On both of these shots, I pump the saturation to about +25, then bring down the white temperature (shot on manual WB at 3400K, pulled down to 2800K) to give the fire more color without ruining skin tones. I try to leave it a little warm so it looks like performers are lit by their torches.
Canon 60D, 20mm lens with polarizer (a cheapskate's 2-stop ND ) at f11, 1.0sec exposure, ISO100.
I tried cloning out the ghosting around her face, but didn't have much luck. It's hard to maintain the shape of the face when you're drawing around its border. Any tips on that front? Is it just a matter of getting the brush settings dead right to maintain a natural-looking edge? This image also had some stray lights and background elements cloned out. Is the solid-black background good, or would you rather see something?

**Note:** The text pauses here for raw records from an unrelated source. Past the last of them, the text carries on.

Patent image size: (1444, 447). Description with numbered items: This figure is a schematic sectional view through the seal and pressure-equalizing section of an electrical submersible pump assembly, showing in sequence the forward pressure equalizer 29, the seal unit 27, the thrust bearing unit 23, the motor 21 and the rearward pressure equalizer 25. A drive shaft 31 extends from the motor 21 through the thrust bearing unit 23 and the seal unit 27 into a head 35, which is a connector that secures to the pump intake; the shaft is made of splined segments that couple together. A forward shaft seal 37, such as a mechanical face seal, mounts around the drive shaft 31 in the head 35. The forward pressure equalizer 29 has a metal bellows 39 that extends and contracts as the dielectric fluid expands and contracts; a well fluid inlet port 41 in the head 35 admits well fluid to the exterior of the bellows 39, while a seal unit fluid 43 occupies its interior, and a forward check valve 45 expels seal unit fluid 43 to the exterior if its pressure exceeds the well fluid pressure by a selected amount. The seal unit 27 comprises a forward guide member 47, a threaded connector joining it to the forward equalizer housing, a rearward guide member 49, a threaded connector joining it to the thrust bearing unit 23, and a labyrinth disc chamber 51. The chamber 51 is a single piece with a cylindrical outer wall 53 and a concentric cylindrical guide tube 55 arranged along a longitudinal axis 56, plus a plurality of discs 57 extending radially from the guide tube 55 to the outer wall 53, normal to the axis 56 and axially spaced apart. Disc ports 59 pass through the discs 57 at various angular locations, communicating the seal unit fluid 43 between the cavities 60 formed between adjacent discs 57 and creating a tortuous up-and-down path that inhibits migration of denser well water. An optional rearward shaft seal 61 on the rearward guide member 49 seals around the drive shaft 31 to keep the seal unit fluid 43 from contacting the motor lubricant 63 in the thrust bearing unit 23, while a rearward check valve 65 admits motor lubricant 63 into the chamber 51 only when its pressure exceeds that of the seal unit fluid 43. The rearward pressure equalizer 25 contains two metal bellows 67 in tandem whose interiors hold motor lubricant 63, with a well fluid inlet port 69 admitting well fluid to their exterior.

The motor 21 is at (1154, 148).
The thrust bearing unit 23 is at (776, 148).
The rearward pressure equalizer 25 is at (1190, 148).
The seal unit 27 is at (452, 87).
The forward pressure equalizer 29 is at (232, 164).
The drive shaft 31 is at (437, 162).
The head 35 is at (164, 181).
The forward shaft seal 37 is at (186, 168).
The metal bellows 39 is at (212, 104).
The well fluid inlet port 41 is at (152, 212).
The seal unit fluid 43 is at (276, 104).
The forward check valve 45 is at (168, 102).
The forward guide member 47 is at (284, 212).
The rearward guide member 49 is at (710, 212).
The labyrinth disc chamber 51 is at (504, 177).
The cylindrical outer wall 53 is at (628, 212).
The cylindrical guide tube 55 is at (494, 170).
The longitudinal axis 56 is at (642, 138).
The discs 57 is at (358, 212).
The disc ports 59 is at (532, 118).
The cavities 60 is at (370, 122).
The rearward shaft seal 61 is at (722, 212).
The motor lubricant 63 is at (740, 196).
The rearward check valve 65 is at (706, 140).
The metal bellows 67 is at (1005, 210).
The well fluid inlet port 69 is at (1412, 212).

Canon 60D, 11-16mm lens at 12mm and f9.0, 0.8sec exposure, ISO100.
Of these two, I like this better. I cropped out some electrical hardware on the arch behind her, and part of the area under her feet. Here, I think the I-beam arch adds enough that the black background is no problem at all. PP used the same saturation/white balance technique described above, and the sharpening seemed to work better here (probably because the image is sharper to begin with ). I also applied a little planar distortion to increase her perceived height (similar effect could have been achieved by getting my lens closer to the ground).
Any PP suggestions to get more out of my raw materials? I feel like my photos are really close to doing these guys justice, but I can't see the way forward. Fire away, ladies & gentlemen!